Limited liability partnerships typically come into play for licensed professionals such as accountants, architects and attorneys. Creating this type of business structure ensures liability protection for one partner from his colleague's actions. However, each partner remains liable for his own actions. Points to consider, beyond each state's filing fees and regulations, include specifying how decisions are made, how the general ownership interest is shared, and how to deal with a partner's exit from the business. For these reasons, an attorney's help is usually required to create an LLP agreement.
Apply to the Proper Agency
Research which agency oversees new business registrations in your state. Indiana residents, for example, go through the Secretary of State's Business Services Division. By contrast, new business owners in Illinois start the LLP filing process with its Department of Commerce and Economic Opportunity.

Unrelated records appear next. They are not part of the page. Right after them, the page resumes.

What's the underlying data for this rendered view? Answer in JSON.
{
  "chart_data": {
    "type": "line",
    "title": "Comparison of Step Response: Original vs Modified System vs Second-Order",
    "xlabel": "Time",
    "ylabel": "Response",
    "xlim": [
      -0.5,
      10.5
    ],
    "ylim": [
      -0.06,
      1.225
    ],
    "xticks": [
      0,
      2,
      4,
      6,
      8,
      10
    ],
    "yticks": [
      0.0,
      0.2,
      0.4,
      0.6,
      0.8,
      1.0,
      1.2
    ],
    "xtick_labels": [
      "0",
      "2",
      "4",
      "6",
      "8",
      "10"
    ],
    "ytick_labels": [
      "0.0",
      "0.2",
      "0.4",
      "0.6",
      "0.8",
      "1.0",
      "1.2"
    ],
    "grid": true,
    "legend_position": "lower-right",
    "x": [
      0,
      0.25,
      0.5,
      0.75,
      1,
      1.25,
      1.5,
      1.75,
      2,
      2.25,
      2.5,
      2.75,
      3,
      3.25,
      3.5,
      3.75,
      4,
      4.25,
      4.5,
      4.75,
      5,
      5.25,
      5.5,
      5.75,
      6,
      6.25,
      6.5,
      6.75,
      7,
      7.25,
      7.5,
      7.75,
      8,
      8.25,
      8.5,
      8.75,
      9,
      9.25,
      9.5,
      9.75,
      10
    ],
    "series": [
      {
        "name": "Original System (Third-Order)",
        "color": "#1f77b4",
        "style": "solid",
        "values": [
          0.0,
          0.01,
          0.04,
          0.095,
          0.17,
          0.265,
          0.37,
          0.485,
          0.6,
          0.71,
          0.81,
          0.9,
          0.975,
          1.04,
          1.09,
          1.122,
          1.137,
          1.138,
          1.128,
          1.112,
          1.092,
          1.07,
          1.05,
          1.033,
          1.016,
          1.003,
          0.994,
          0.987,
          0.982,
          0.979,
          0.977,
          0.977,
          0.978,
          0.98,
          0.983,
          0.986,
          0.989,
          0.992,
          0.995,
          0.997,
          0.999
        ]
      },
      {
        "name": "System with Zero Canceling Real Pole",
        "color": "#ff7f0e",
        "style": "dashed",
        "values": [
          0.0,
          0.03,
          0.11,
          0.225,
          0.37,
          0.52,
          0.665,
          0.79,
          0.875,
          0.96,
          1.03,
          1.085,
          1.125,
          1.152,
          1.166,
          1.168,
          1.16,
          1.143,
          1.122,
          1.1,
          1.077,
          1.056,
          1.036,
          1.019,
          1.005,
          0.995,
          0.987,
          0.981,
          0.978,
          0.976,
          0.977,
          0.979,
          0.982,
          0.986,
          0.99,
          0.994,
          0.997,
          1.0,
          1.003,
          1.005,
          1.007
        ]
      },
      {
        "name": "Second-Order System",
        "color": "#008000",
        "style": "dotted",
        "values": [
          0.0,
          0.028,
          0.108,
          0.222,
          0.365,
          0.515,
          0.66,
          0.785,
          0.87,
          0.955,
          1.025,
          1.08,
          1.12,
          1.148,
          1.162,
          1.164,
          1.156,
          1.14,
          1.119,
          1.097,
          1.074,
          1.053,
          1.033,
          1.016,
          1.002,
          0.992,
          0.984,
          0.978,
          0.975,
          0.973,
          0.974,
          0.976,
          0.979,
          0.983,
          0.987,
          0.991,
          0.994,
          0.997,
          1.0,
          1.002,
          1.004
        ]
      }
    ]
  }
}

If you're not sure where to start, a simple keyword search such as "LLP register in State X" should lead you to the right place.
Follow All Relevant Filing Requirements
When you know which agency to consult, follow the process spelled out on its website. Download the relevant form and fill out the information that your state requires. Indiana, for example, mandates that you fill out the LLP's name, plus the address of its principal office, the name and address of a registered agent, type of business, and a statement of intent to act as an LLP. To make the paperwork official, you must also obtain at least one partner's signature and pay a filing fee.
Hammer Out an LLP Agreement
After you file the paperwork, schedule a meeting with an attorney who has experience in forming small businesses -- specifically in negotiating partnership agreements. In particular, you'll need to spell out governance issues. For example, any LLP agreement needs to clearly define the proportion of ownership among the partners and spell out procedures for breaking ties. A 50-50 division between two partners may be unwieldy if there's a deadlock. In that case, consider yielding 1 percent to a third person who can cast a crucial tie-breaking vote. Also, spell out payout amounts and schedules if a partner withdraws from the business. Otherwise, the firm could end up paying out a large lump sum when it's not feasible financially.